L’une des résultantes est, en dépit des principes affichés de tous côtés, la progression inquiétante des inégalités scolaires, ce dont pâtissent principalement les publics des quartiers populaires et multi-ethniques. En complément d’une politique de moyens à dispenser à l’éducation prioritaire, il faut revisiter les programmes d’enseignement, pour sortir d’une vision ethnocentrée et permettre l’expression des cultures périphériques, dans leur diversité créatrice. À défaut de quoi, discriminations systémiques et violences réactionnelles ne font et ne feront que s’amplifier.

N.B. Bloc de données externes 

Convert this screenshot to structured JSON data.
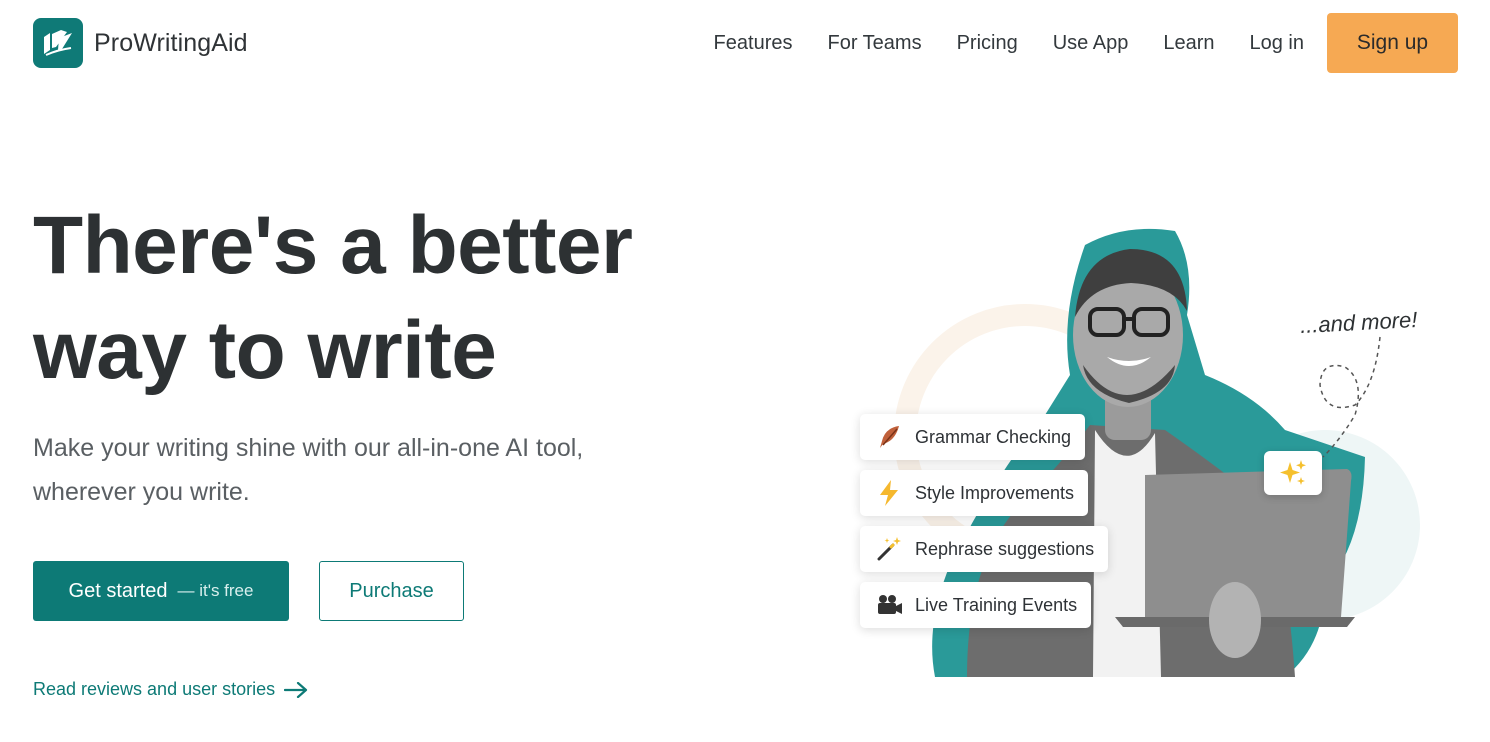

Une autre résultante est, à la différence de la valorisation des ministères régaliens (les « forces de l’ordre »), la nette dégradation des conditions d’enseignement et d’études, spécialement dans le secondaire, dont le personnel est majoritairement féminin : répression de personnels par la hiérarchie, notamment de professeurs du primaire en résistance pédagogique, violences sociétales, vie scolaire perturbée, crise du recrutement... Emblématiques de cette crise ont été le mouvement #Pas de vague en 2018 et le suicide de Christine Renon à la rentrée 2019. C’est l’un des angles morts du système, puisque géré dans l’ombre des rectorats, des académies et des établissements. De même que les CHSCT [7], qui mettent pourtant en avant les ressources psycho-sociales propres aux personnels. Des rapports parlementaires ou d’autre nature documentent cette situation, sans pouvoir inverser cette tendance délétère.

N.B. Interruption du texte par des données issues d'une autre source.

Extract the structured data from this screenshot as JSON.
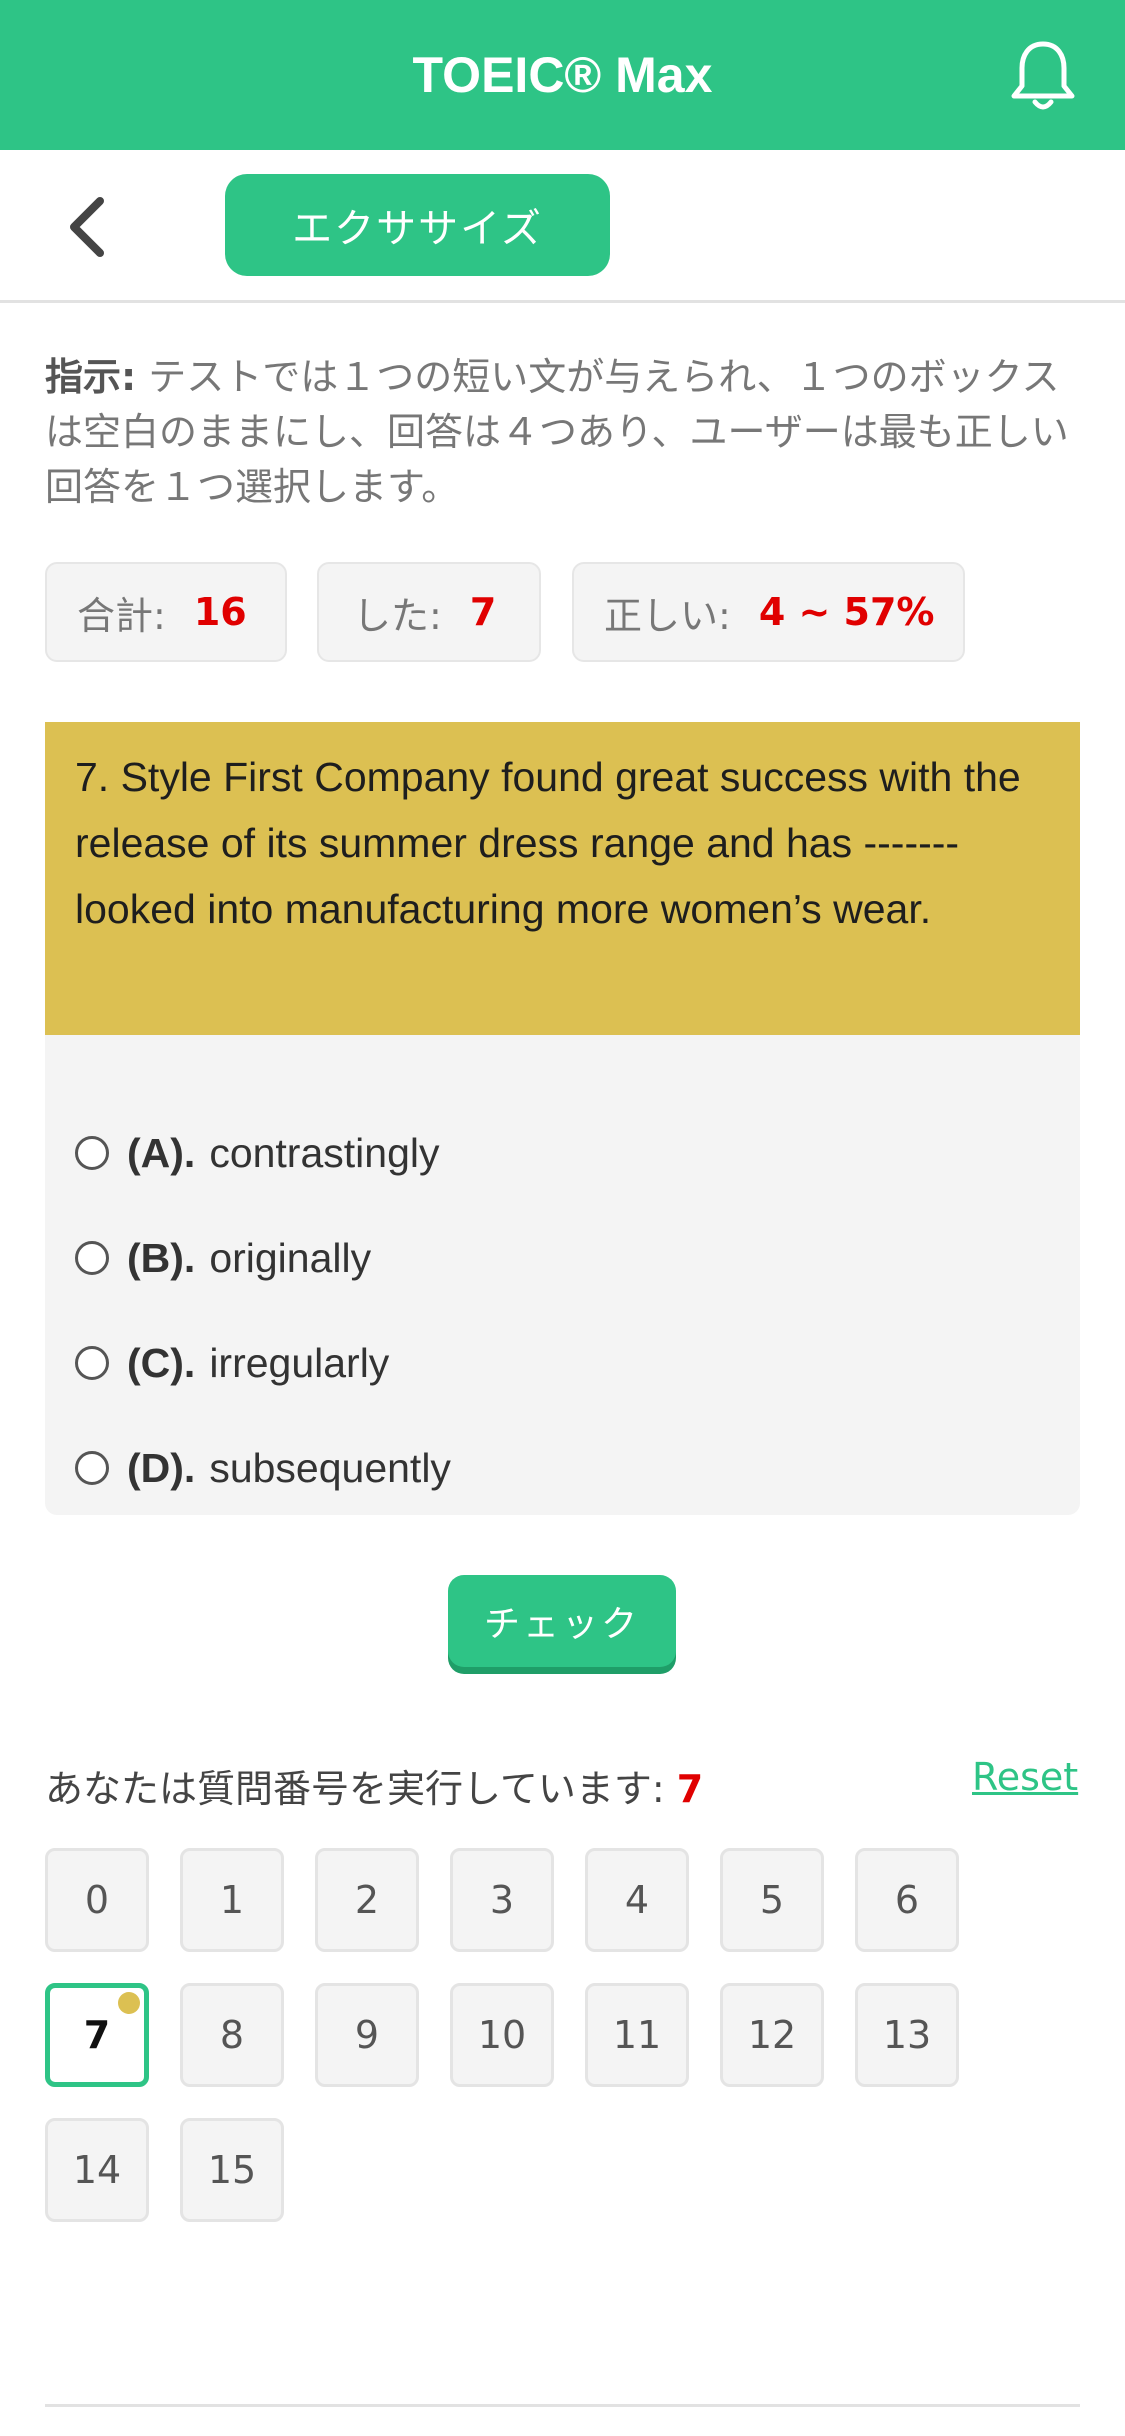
{
  "header": {
    "title": "TOEIC® Max",
    "accent_color": "#2ec486",
    "icons": [
      "bell-icon"
    ]
  },
  "subbar": {
    "back_icon": "chevron-left-icon",
    "tab_label": "エクササイズ"
  },
  "instructions": {
    "label": "指示:",
    "text": " テストでは１つの短い文が与えられ、１つのボックスは空白のままにし、回答は４つあり、ユーザーは最も正しい回答を１つ選択します。"
  },
  "stats": {
    "total_label": "合計:",
    "total_value": "16",
    "done_label": "した:",
    "done_value": "7",
    "correct_label": "正しい:",
    "correct_value": "4 ~ 57%"
  },
  "question": {
    "text": "7. Style First Company found great success with the release of its summer dress range and has ------- looked into manufacturing more women’s wear.",
    "highlight_color": "#dcc052"
  },
  "options": [
    {
      "letter": "(A).",
      "text": "contrastingly"
    },
    {
      "letter": "(B).",
      "text": "originally"
    },
    {
      "letter": "(C).",
      "text": "irregularly"
    },
    {
      "letter": "(D).",
      "text": "subsequently"
    }
  ],
  "check_label": "チェック",
  "navigator": {
    "label": "あなたは質問番号を実行しています:",
    "current": "7",
    "reset_label": "Reset",
    "numbers": [
      "0",
      "1",
      "2",
      "3",
      "4",
      "5",
      "6",
      "7",
      "8",
      "9",
      "10",
      "11",
      "12",
      "13",
      "14",
      "15"
    ]
  }
}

D’autres ouvrages ont été publiés sur le système éducatif et de recherche, et celui-ci s’y réfère [8]. Sa spécificité est de se concentrer sur les questions de démocratisation institutionnelle et programmatique, dans la perspective d’une transformation des modes de gouvernance, de la restauration des missions et des conditions de travail et d’études, dans un climat d’inclusion culturelle et de collégialité. Un bilan, établi par degrés de scolarisation et en fonction des contre-réformes passées ou en cours, donne lieu à des programmes de remédiation ou à des alternatives, qui complètent d’autres travaux tournés vers les mêmes objectifs.

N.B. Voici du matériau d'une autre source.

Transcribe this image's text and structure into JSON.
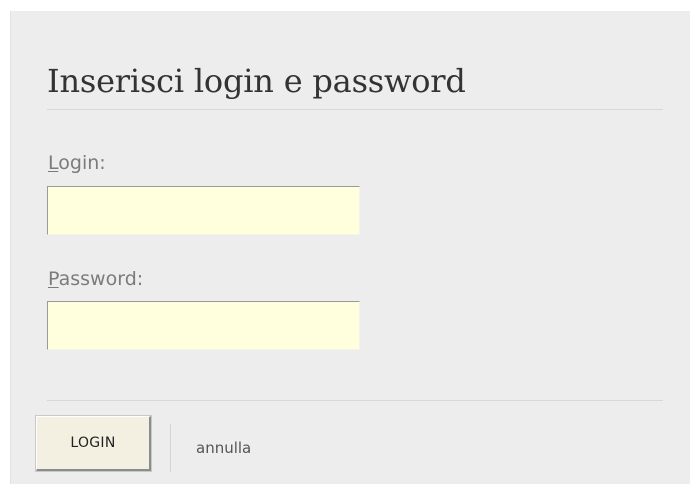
{
  "form": {
    "title": "Inserisci login e password",
    "login": {
      "label_key": "L",
      "label_rest": "ogin:",
      "value": ""
    },
    "password": {
      "label_key": "P",
      "label_rest": "assword:",
      "value": ""
    },
    "submit_label": "LOGIN",
    "cancel_label": "annulla"
  },
  "colors": {
    "panel_background": "#ededed",
    "input_background": "#ffffdd",
    "button_background": "#f3efe1",
    "title_text": "#333333",
    "label_text": "#7b7b7b"
  }
}
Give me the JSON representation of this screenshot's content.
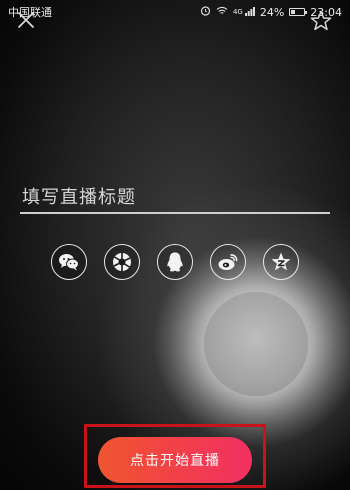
{
  "status_bar": {
    "carrier": "中国联通",
    "network": "4G",
    "battery": "24%",
    "time": "23:04"
  },
  "top_bar": {
    "close_icon": "close-icon",
    "favorite_icon": "star-icon"
  },
  "title_input": {
    "placeholder": "填写直播标题",
    "value": ""
  },
  "share": {
    "items": [
      {
        "name": "wechat",
        "icon": "wechat-icon"
      },
      {
        "name": "moments",
        "icon": "moments-icon"
      },
      {
        "name": "qq",
        "icon": "qq-icon"
      },
      {
        "name": "weibo",
        "icon": "weibo-icon"
      },
      {
        "name": "qzone",
        "icon": "qzone-icon"
      }
    ]
  },
  "actions": {
    "start_label": "点击开始直播"
  },
  "colors": {
    "accent_gradient_start": "#f0552f",
    "accent_gradient_end": "#f23062",
    "highlight_border": "#c8131b",
    "icon_stroke": "#e8e8e8"
  }
}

Un appel est lancé, en conclusion, à une campagne intersyndicale et citoyenne, pour, à l’image des services de santé à l’heure de la pandémie, réhabiliter ce secteur, cet autre pilier de la République sociale. En ces temps mauvais de montée en puissance de l’extrême droite et de remise en question de l’État de droit, qui se traduit dans la fonction publique par la réduction drastique des prérogatives des commissaires paritaires syndicalistes, la promotion des acquis, et des statuts qui les garantissent, s’avère indissociable de celle des libertés professionnelles (académiques, didactiques et pédagogiques).
La publication est à l’actif d’une équipe inter-catégorielle, interdisciplinaire, intersyndicale et qui exerce dans diverses métropoles, Lille, Marseille, Nantes, Paris, Rennes, Toulouse. Elle est constituée d’universitaires et de responsables dans les secteurs de l’enseignement, de la formation, de l’inspection, de la protection des personnels…
Par Philippe Blanchet, Martine Boudet (coordination), Emmanuel Brassat, Sophia Catella, Vincent Charbonnier, Paul Devin, Marie-France Le Marec, Alain Refalo, Valérie Sipahimalani, Axel Trani, groupe Jean-Pierre Vernant.